Добавить в цитаты Настройки чтения

Страница 27 из 83



Екатерина, отойдя десять верст от Петербурга, остановилась в Красном Кабачке, чтоб дать несколько часов отдохнуть войску, которое целый день было на ногах. Екатерина вместе с княгинею Дашковою провела эти несколько часов отдыха в маленькой комнате, где была одна грязная постель для обеих. Нервы были слишком возбуждены, и сна небыло. Бессонница, однако, не была тяжка: императрица и Дашкова были бодры, сердца их были наполнены веселыми предчувствиями.

В Красном Кабачке настиг войска Никита Ив. Панин и в третьем часу пополуночи написал Сенату: «Имею честь чрез сие уведомить Прав. Сенат, что ее им. в-ство благополучно марш свой продолжает, которую я со всеми полками застал у Красного Кабачка на ростахе. Впрочем, ревность неописанную и нимало не умаляющуюся к намерению предпринятому во всех полках вижу; о сем и удостоверяю». Навстречу этому удостоверению шло донесение Сената, отправленное также в 2 часа. пополуночи: «Государь цесаревич в желаемом здоровьи находится, и в доме ее и. в-ства, потому ж и в городе состоит благополучно, и повеленные учреждения исправны». Повеленные учреждения состояли в том, чтоб не пропускать ни в Петербург, ни из Петербурга ни людей, ни бумаг.
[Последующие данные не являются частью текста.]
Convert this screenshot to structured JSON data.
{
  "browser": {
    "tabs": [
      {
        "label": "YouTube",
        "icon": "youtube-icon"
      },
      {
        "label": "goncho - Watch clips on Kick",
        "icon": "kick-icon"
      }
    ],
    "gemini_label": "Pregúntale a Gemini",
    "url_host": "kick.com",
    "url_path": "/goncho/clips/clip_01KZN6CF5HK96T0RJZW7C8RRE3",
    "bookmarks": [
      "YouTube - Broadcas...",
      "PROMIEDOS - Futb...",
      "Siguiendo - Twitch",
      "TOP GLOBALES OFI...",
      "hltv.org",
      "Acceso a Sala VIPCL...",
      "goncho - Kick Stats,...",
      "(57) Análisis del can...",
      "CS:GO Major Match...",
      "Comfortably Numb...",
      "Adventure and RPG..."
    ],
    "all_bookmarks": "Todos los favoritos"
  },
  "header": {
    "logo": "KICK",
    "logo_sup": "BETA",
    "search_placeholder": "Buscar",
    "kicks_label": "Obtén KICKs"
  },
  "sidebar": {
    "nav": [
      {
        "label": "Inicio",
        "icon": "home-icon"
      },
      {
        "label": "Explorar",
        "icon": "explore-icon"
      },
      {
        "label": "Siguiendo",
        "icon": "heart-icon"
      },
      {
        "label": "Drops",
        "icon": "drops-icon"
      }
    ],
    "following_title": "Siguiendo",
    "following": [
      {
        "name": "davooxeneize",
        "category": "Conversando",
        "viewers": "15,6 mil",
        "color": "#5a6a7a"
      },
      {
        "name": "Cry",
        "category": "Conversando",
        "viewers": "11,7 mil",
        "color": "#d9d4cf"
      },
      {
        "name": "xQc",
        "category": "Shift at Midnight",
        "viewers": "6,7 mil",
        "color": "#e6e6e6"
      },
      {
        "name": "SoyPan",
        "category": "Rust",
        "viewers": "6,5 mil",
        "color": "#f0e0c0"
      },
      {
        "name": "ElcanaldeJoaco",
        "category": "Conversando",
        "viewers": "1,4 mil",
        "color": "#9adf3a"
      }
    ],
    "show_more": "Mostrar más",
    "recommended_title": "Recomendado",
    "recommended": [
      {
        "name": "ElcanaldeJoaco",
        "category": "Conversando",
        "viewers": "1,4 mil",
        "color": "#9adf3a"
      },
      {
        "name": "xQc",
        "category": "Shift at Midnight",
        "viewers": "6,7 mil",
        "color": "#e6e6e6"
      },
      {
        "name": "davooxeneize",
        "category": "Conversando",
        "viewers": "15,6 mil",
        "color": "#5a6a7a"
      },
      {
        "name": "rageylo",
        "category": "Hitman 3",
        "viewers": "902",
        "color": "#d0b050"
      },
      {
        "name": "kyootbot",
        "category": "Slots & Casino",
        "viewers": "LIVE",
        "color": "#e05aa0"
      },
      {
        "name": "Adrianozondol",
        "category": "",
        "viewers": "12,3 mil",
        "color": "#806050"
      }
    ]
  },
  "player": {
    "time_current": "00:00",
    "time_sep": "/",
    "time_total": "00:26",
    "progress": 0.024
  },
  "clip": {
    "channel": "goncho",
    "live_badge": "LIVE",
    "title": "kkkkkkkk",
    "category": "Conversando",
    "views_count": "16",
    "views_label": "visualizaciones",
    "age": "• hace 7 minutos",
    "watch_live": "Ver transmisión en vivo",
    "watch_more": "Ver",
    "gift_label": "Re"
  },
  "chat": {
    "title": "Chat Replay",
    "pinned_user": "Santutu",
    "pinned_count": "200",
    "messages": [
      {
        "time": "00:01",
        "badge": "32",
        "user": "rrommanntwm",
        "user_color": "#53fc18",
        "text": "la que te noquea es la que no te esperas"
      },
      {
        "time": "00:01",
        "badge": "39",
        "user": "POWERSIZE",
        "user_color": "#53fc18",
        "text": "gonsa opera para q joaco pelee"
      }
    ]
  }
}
Так, секретарь Ямской канцелярии представил Сенату записку, переданную ему старостою ямских слобод, а староста получил ее из Петергофа чрез почтаря; в этой записке за рукою генерала-поручика Овцына заключался приказ в ямские слободы: «Получа сей приказ, выбрав 50 лошадей самых хороших, прислать сюда, в Петергоф, с выборным и явиться на конюшню; а ежели потребует адъютант Костомаров пару лошадей, то дать ему без всякой отговорки». Костомаров был арестован и на допросе отвечал: «Как его Мельгунов и Михайла Львович Измайлов посылали из Ораниенбаума, объявляя именной бывшего императора указ, в Петербург, то приказывали ему, чтоб он в их полках сказал полковникам, дабы они с полками своими следовали в Ораниенбаум».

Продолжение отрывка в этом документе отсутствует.